Com essa decisão, os deputados estaduais poderão eleger um novo presidente da Assembleia, que assumirá automaticamente o governo estadual, atualmente sob a liderança interina do desembargador Ricardo Couto, presidente do Tribunal de Justiça.
De acordo com a Constituição estadual, a Alerj tem um prazo de seis sessões para eleger um novo líder, que será responsável por conduzir a eleição indireta para o governador-tampão, que governará até dezembro.
A determinação do TSE ocorreu durante a leitura da ata da sessão anterior, onde Bacellar foi condenado, juntamente com o ex-governador Cláudio Castro, por abuso de poder político e econômico nas eleições de 2022, em um caso conhecido como 'folha secreta de pagamento'.
Na sessão, a presidente do TSE, ministra Cármen Lúcia, não esclareceu diretamente sobre a perda imediata do cargo de Bacellar, gerando incertezas sobre a situação do deputado entre os presentes.
A expectativa entre os deputados é que, com a cassação, uma nova eleição para a presidência da Assembleia ocorra rapidamente. Deputados da base de Castro já estão se articulando para a escolha de um novo presidente.
O deputado Douglas Ruas é um dos nomes cotados para a presidência, enquanto Guilherme Delaroli, atual presidente em exercício, é visto como o principal candidato para o mandato-tampão.
Chico Machado, aliado de Bacellar, também se apresentou como pré-candidato, contando com apoio implícito do ex-prefeito do Rio de Janeiro, Eduardo Paes.
A crise na sucessão começou em maio do ano passado, quando Castro persuadiu o ex-vice-governador Thiago Pampolha a renunciar para assumir uma vaga no Tribunal de Contas, permitindo a ascensão de Bacellar ao cargo de presidente da Alerj.

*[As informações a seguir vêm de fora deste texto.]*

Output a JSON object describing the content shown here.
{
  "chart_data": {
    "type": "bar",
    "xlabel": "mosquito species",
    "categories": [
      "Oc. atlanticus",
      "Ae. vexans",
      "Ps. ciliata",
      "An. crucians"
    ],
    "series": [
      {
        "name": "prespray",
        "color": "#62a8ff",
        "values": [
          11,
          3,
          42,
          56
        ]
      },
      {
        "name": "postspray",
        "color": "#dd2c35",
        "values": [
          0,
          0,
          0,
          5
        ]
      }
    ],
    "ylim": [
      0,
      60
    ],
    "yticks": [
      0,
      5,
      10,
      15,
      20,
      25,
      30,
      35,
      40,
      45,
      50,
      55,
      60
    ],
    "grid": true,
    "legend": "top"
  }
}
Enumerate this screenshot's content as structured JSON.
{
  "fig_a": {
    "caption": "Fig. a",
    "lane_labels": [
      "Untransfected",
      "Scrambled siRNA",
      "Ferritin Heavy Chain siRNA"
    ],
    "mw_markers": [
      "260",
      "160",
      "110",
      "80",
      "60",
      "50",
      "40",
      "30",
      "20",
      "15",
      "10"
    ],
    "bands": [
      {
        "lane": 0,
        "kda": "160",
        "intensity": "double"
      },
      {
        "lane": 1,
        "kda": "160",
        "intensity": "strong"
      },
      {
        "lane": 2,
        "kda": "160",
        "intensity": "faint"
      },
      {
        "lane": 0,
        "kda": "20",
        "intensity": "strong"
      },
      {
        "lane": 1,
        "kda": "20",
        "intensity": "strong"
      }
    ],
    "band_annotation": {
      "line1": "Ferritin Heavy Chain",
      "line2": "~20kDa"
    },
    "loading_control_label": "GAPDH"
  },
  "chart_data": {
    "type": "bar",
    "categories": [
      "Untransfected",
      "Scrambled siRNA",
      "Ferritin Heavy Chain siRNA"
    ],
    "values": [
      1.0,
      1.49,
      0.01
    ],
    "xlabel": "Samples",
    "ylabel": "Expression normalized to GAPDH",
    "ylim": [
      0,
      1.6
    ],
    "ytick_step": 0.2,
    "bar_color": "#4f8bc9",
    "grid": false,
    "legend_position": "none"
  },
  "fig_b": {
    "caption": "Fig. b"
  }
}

O plano inicial previa a renúncia de Castro para concorrer ao Senado, com Bacellar sendo escolhido como governador-tampão. No entanto, a situação mudou quando Bacellar foi preso e afastado por ordem do STF, sob suspeita de vazamento de informações.
Bacellar foi substituído por Delaroli na presidência da Assembleia, mas, como interino, ele não pode assumir o governo estadual em caso de vacância dos cargos de governador e vice.